I was glad to see Saroo made the trip to India by himself. We adoptees sometimes need do this so as not to complicate our trip with worrying about the feelings and complex emotions of our adoptive family. Our search and reunion for some needs to be a moment in time where it’s just about us, the adoptee and our birth family – as it was prior to being adopted – so we can experience our grief, elation to be reunited, sadness and everything inbetween, without the additional burden of feeling responsible for our adoptive family’s emotions.
I loved the ending which explained why the film was named LION and reflected so well, what we adoptees experience – that of not knowing the correct pronunciation of our original name because our adoptive experience is so immersive and complete that we fully lose any ability to speak or understand our birth language, especially when adopted at an older age.
The film did well to portray the state of affairs in India where children who are vulnerable like Saroo was, have very little help offered. There seemed to be few safe shelters, social workers or services to feed the poor and hungry. I’m personally glad to see the film is being used as an avenue to create assistance to Indian street children in future and provide better options than what Saroo experienced.
I look forward to hearing more about Saroo’s journey for I suspect this might just be the beginning of him sharing his voice. He has shared his journey with the WHOLE world and that is no small feat to be so open after keeping his search and feelings so secretive for so long!

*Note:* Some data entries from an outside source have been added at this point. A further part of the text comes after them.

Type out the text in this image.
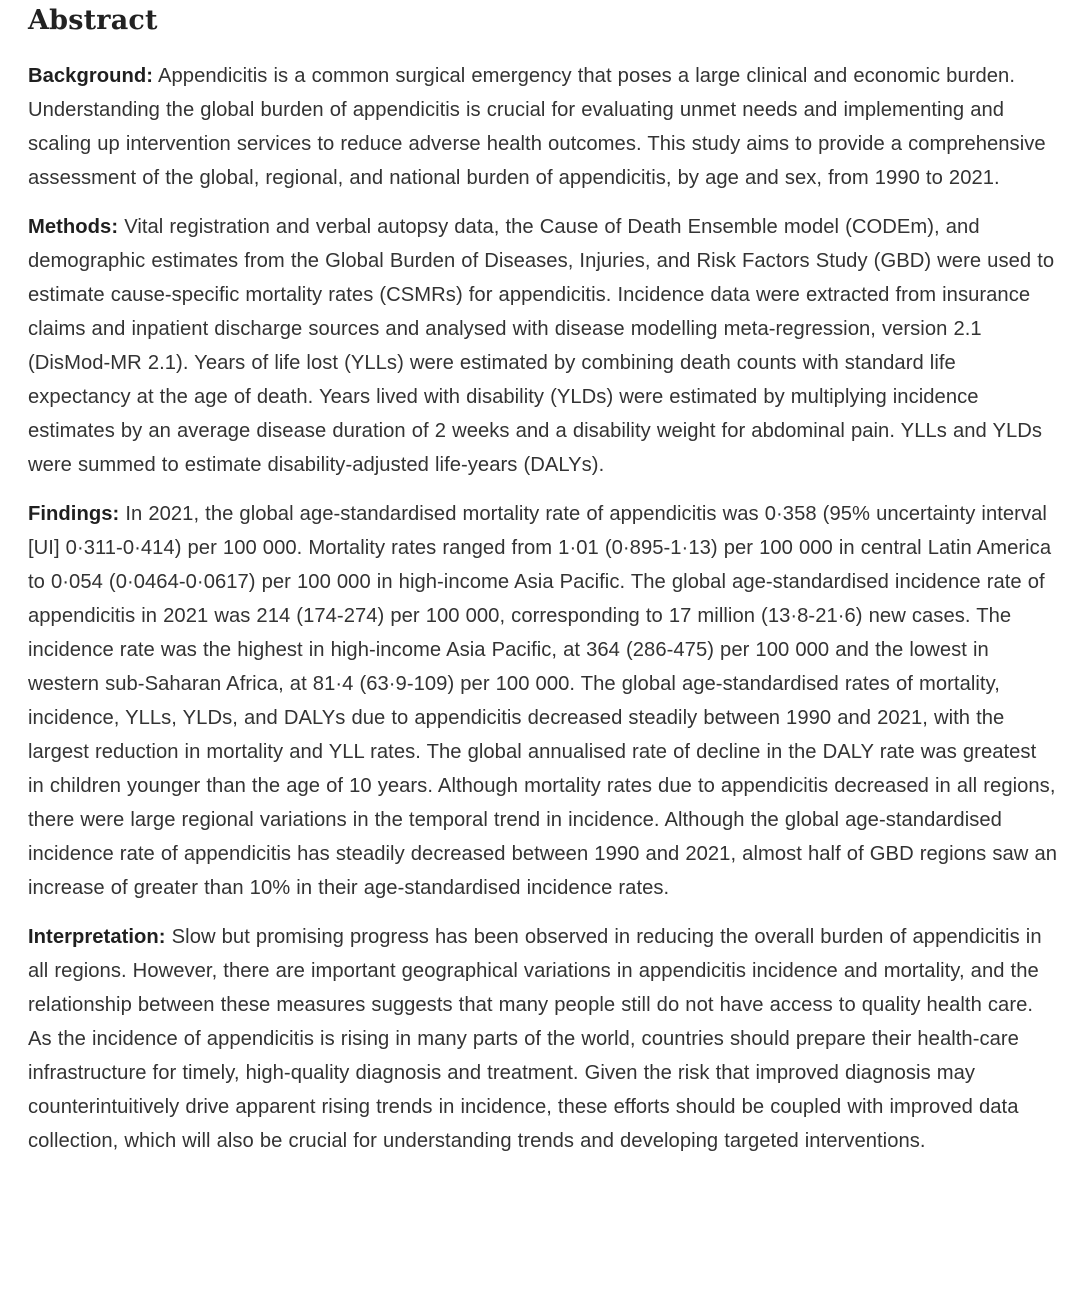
Abstract

Background: Appendicitis is a common surgical emergency that poses a large clinical and economic burden. Understanding the global burden of appendicitis is crucial for evaluating unmet needs and implementing and scaling up intervention services to reduce adverse health outcomes. This study aims to provide a comprehensive assessment of the global, regional, and national burden of appendicitis, by age and sex, from 1990 to 2021.

Methods: Vital registration and verbal autopsy data, the Cause of Death Ensemble model (CODEm), and demographic estimates from the Global Burden of Diseases, Injuries, and Risk Factors Study (GBD) were used to estimate cause-specific mortality rates (CSMRs) for appendicitis. Incidence data were extracted from insurance claims and inpatient discharge sources and analysed with disease modelling meta-regression, version 2.1 (DisMod-MR 2.1). Years of life lost (YLLs) were estimated by combining death counts with standard life expectancy at the age of death. Years lived with disability (YLDs) were estimated by multiplying incidence estimates by an average disease duration of 2 weeks and a disability weight for abdominal pain. YLLs and YLDs were summed to estimate disability-adjusted life-years (DALYs).

Findings: In 2021, the global age-standardised mortality rate of appendicitis was 0·358 (95% uncertainty interval [UI] 0·311-0·414) per 100 000. Mortality rates ranged from 1·01 (0·895-1·13) per 100 000 in central Latin America to 0·054 (0·0464-0·0617) per 100 000 in high-income Asia Pacific. The global age-standardised incidence rate of appendicitis in 2021 was 214 (174-274) per 100 000, corresponding to 17 million (13·8-21·6) new cases. The incidence rate was the highest in high-income Asia Pacific, at 364 (286-475) per 100 000 and the lowest in western sub-Saharan Africa, at 81·4 (63·9-109) per 100 000. The global age-standardised rates of mortality, incidence, YLLs, YLDs, and DALYs due to appendicitis decreased steadily between 1990 and 2021, with the largest reduction in mortality and YLL rates. The global annualised rate of decline in the DALY rate was greatest in children younger than the age of 10 years. Although mortality rates due to appendicitis decreased in all regions, there were large regional variations in the temporal trend in incidence. Although the global age-standardised incidence rate of appendicitis has steadily decreased between 1990 and 2021, almost half of GBD regions saw an increase of greater than 10% in their age-standardised incidence rates.

Interpretation: Slow but promising progress has been observed in reducing the overall burden of appendicitis in all regions. However, there are important geographical variations in appendicitis incidence and mortality, and the relationship between these measures suggests that many people still do not have access to quality health care. As the incidence of appendicitis is rising in many parts of the world, countries should prepare their health-care infrastructure for timely, high-quality diagnosis and treatment. Given the risk that improved diagnosis may counterintuitively drive apparent rising trends in incidence, these efforts should be coupled with improved data collection, which will also be crucial for understanding trends and developing targeted interventions.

I hope he will overcome his over-developed sense of responsibility for his adoptive mother and come to take a useful place in the worldwide intercountry adoption dialogue about what really happens for vulnerable children and their families and what needs to be done to protect them better.
In contrast to his adoptive mother who uses the film to promote further intercountry adoptions, I hope Saroo will help create a forum in which the world can delve into ethical questions involved in the rights of vulnerable children and their families and a rightful place for intercountry adoption after ALL attempts to reunify the family has occurred. In the film there was one line Saroo said about his struggle with being adopted into a “place of so much privilege” and trying to make sense of this in contrast to his internal drive to “find home” and family and no-one helping him when he was a lost child. It made me hopeful that Saroo will use his opportunity of worldwide fame as an intercountry adoptee to drive critical thinking about what we in western countries have and our sense of responsibility to use our resources for enabling a better world, instead of gaining from other country’s vulnerabilities.